La vida de todo ser humano debe estar dirigida a vivir espiritualmente. Sólo
así disminuirá el odio y avidez, lo que es otro modo de decir que se
reducirá el ego que atenaza a la humanidad y la aboca hacia un desastre
global. Porque el odio y la avidez sólo brotan de la ilusión que produce el
ego. Todo el camino espiritual apunta en esta dirección, ser conscientes y
obrar adecuadamente. Con ello se reduce el ego a un tamaño controlable para,
al final, disolverlo totalmente.
Observar una conducta moral y virtuosa únicamente es fruto de una vida
espiritual. Si no herimos a seres vivos el odio se elimina de nuestro
corazón; sólo podemos herir o matar lo que nos desagrada. Si no cogemos lo
que no se nos da reducimos nuestra avidez; sólo cuando hay avidez cogemos lo
que no es nuestro. Lo mismo puede aplicarse al extravío sexual. La
conversación errónea puede estar motivada por la avidez o el odio. Las
drogas e intoxicantes se consumen muy a menudo por avidez de sensaciones
agradables que parecen obtenerse por este camino.

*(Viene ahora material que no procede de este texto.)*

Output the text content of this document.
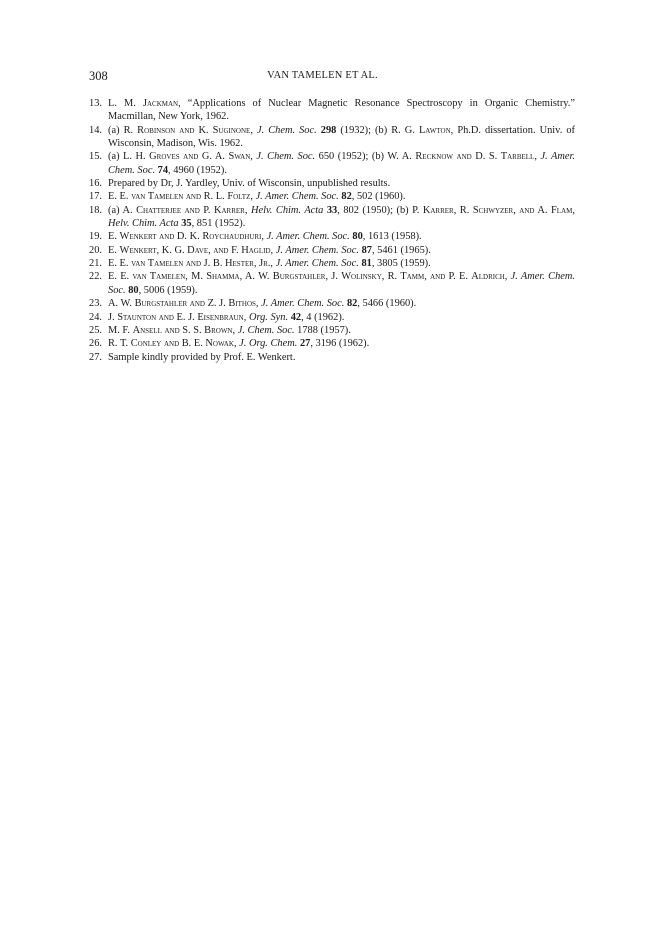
308	VAN TAMELEN ET AL.
13. L. M. Jackman, “Applications of Nuclear Magnetic Resonance Spectroscopy in Organic Chemistry.” Macmillan, New York, 1962.
14. (a) R. Robinson and K. Suginone, J. Chem. Soc. 298 (1932); (b) R. G. Lawton, Ph.D. dissertation. Univ. of Wisconsin, Madison, Wis. 1962.
15. (a) L. H. Groves and G. A. Swan, J. Chem. Soc. 650 (1952); (b) W. A. Recknow and D. S. Tarbell, J. Amer. Chem. Soc. 74, 4960 (1952).
16. Prepared by Dr, J. Yardley, Univ. of Wisconsin, unpublished results.
17. E. E. van Tamelen and R. L. Foltz, J. Amer. Chem. Soc. 82, 502 (1960).
18. (a) A. Chatterjee and P. Karrer, Helv. Chim. Acta 33, 802 (1950); (b) P. Karrer, R. Schwyzer, and A. Flam, Helv. Chim. Acta 35, 851 (1952).
19. E. Wenkert and D. K. Roychaudhuri, J. Amer. Chem. Soc. 80, 1613 (1958).
20. E. Wenkert, K. G. Dave, and F. Haglid, J. Amer. Chem. Soc. 87, 5461 (1965).
21. E. E. van Tamelen and J. B. Hester, Jr., J. Amer. Chem. Soc. 81, 3805 (1959).
22. E. E. van Tamelen, M. Shamma, A. W. Burgstahler, J. Wolinsky, R. Tamm, and P. E. Aldrich, J. Amer. Chem. Soc. 80, 5006 (1959).
23. A. W. Burgstahler and Z. J. Bithos, J. Amer. Chem. Soc. 82, 5466 (1960).
24. J. Staunton and E. J. Eisenbraun, Org. Syn. 42, 4 (1962).
25. M. F. Ansell and S. S. Brown, J. Chem. Soc. 1788 (1957).
26. R. T. Conley and B. E. Nowak, J. Org. Chem. 27, 3196 (1962).
27. Sample kindly provided by Prof. E. Wenkert.
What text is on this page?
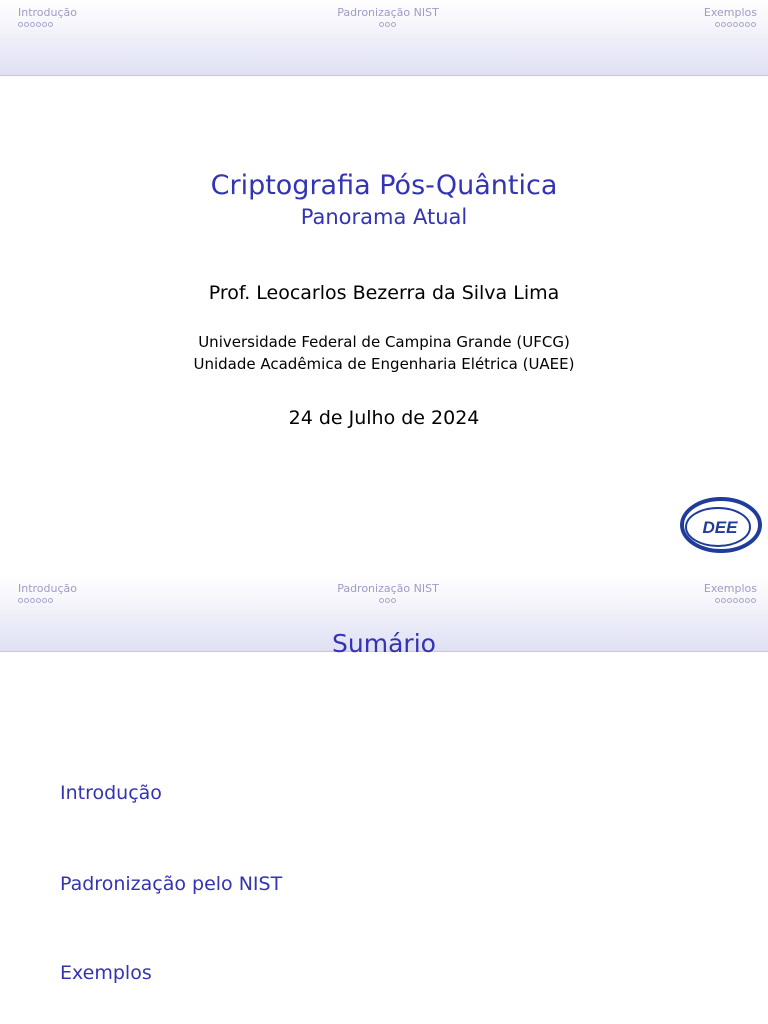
Introdução	Padronização NIST	Exemplos
Criptografia Pós-Quântica
Panorama Atual
Prof. Leocarlos Bezerra da Silva Lima
Universidade Federal de Campina Grande (UFCG)
Unidade Acadêmica de Engenharia Elétrica (UAEE)
24 de Julho de 2024
DEE
Introdução	Padronização NIST	Exemplos
Sumário
Introdução
Padronização pelo NIST
Exemplos
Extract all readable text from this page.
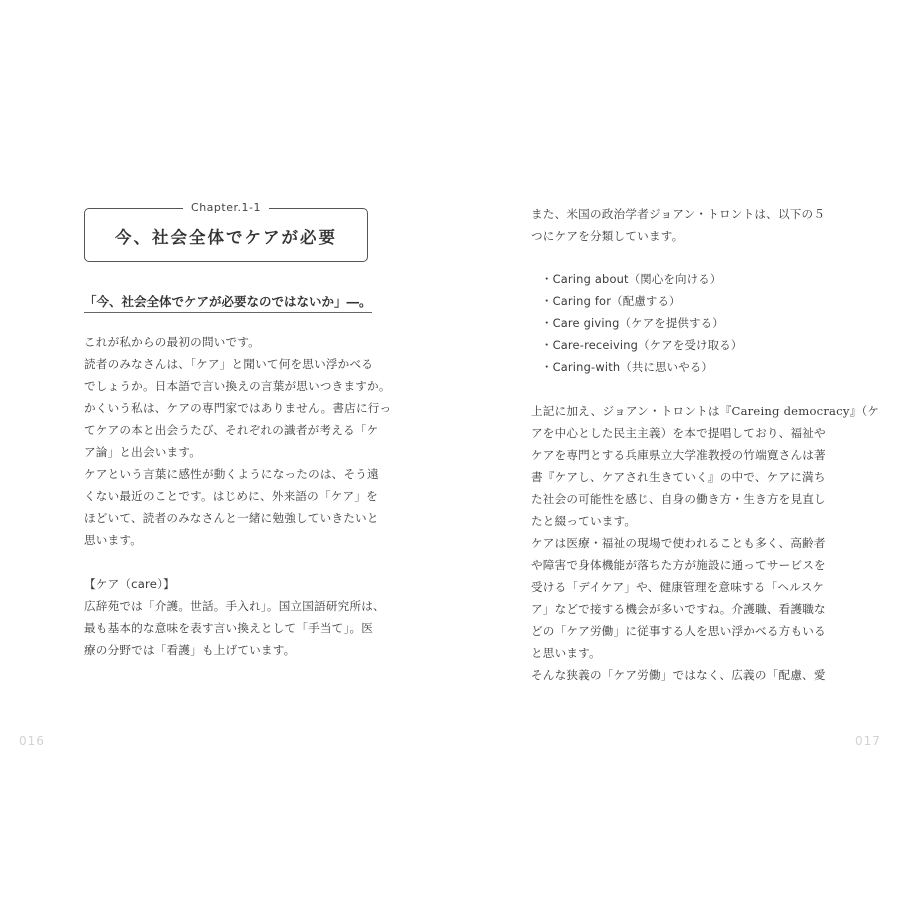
Chapter.1-1
今、社会全体でケアが必要
「今、社会全体でケアが必要なのではないか」―。
これが私からの最初の問いです。
読者のみなさんは、「ケア」と聞いて何を思い浮かべる
でしょうか。日本語で言い換えの言葉が思いつきますか。
かくいう私は、ケアの専門家ではありません。書店に行っ
てケアの本と出会うたび、それぞれの識者が考える「ケ
ア論」と出会います。
ケアという言葉に感性が動くようになったのは、そう遠
くない最近のことです。はじめに、外来語の「ケア」を
ほどいて、読者のみなさんと一緒に勉強していきたいと
思います。
【ケア（care）】
広辞苑では「介護。世話。手入れ」。国立国語研究所は、
最も基本的な意味を表す言い換えとして「手当て」。医
療の分野では「看護」も上げています。
016
また、米国の政治学者ジョアン・トロントは、以下の５
つにケアを分類しています。
・Caring about（関心を向ける）
・Caring for（配慮する）
・Care giving（ケアを提供する）
・Care-receiving（ケアを受け取る）
・Caring-with（共に思いやる）
上記に加え、ジョアン・トロントは『Careing democracy』（ケ
アを中心とした民主主義）を本で提唱しており、福祉や
ケアを専門とする兵庫県立大学准教授の竹端寛さんは著
書『ケアし、ケアされ生きていく』の中で、ケアに満ち
た社会の可能性を感じ、自身の働き方・生き方を見直し
たと綴っています。
ケアは医療・福祉の現場で使われることも多く、高齢者
や障害で身体機能が落ちた方が施設に通ってサービスを
受ける「デイケア」や、健康管理を意味する「ヘルスケ
ア」などで接する機会が多いですね。介護職、看護職な
どの「ケア労働」に従事する人を思い浮かべる方もいる
と思います。
そんな狭義の「ケア労働」ではなく、広義の「配慮、愛
017
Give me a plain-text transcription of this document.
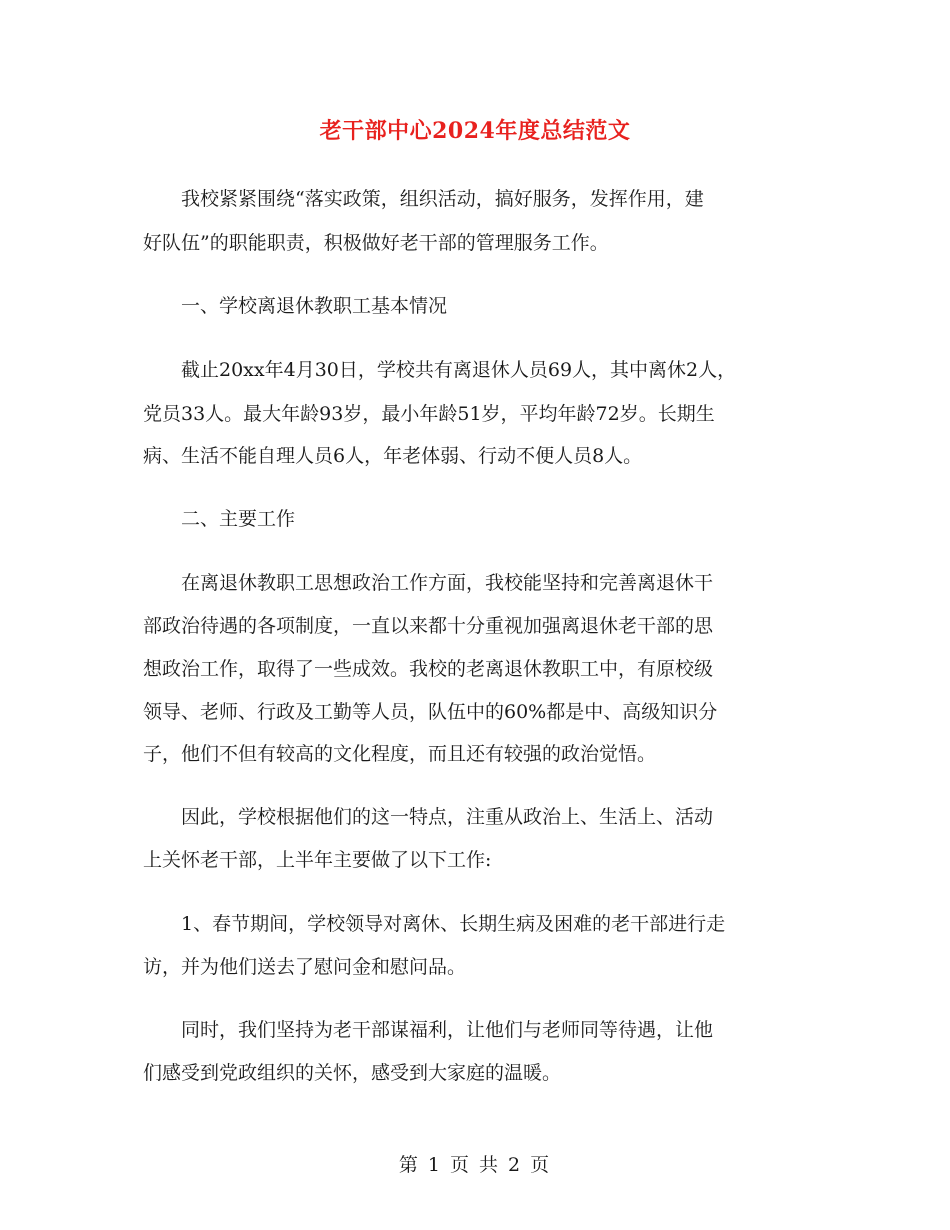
老干部中心2024年度总结范文
我校紧紧围绕“落实政策，组织活动，搞好服务，发挥作用，建
好队伍”的职能职责，积极做好老干部的管理服务工作。
一、学校离退休教职工基本情况
截止20xx年4月30日，学校共有离退休人员69人，其中离休2人，
党员33人。最大年龄93岁，最小年龄51岁，平均年龄72岁。长期生
病、生活不能自理人员6人，年老体弱、行动不便人员8人。
二、主要工作
在离退休教职工思想政治工作方面，我校能坚持和完善离退休干
部政治待遇的各项制度，一直以来都十分重视加强离退休老干部的思
想政治工作，取得了一些成效。我校的老离退休教职工中，有原校级
领导、老师、行政及工勤等人员，队伍中的60%都是中、高级知识分
子，他们不但有较高的文化程度，而且还有较强的政治觉悟。
因此，学校根据他们的这一特点，注重从政治上、生活上、活动
上关怀老干部，上半年主要做了以下工作:
1、春节期间，学校领导对离休、长期生病及困难的老干部进行走
访，并为他们送去了慰问金和慰问品。
同时，我们坚持为老干部谋福利，让他们与老师同等待遇，让他
们感受到党政组织的关怀，感受到大家庭的温暖。
第 1 页 共 2 页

Todos los frutos que maduran de una vida espiritual suponen un desarrollo de
la capacidad para ser conscientes, amar y obrar adecuadamente. Sólo en la
mente se divide este desarrollo integral en diferentes “virtudes”. Por eso,
cuando se desarrolla una virtud todas las demás quedan afectadas en
positivo, y cuando se carece de alguna otra todas las demás virtudes, toda
la persona y toda la Creación sufre por ello. Espiritualidad significa
camino, camino en el que la meta y el camino hacia ella son una sola cosa, y
todas las virtudes son fruto de la vida espiritual, y una vida
verdaderamente espiritual supone el progreso de todas las virtudes. Toda
virtud se debe corresponder con las demás virtudes, el ejercicio de una
virtud tiene que ir acompañada con el ejercicio de las demás virtudes. Si no
sucede así, esa virtud que se desarrolla en solitario deja de ser virtud
para convertirse en vicio.
Para ayudarnos a obrar adecuadamente, de manera noble y virtuosa, junto a la
reflexión, la intuición y el discernimiento vienen los sentimientos. Éstos
pueden ser poderosos y bellísimos porque Dios, igual que permite a las
impurezas que nos perturben, también nos proporciona consuelo y ayuda.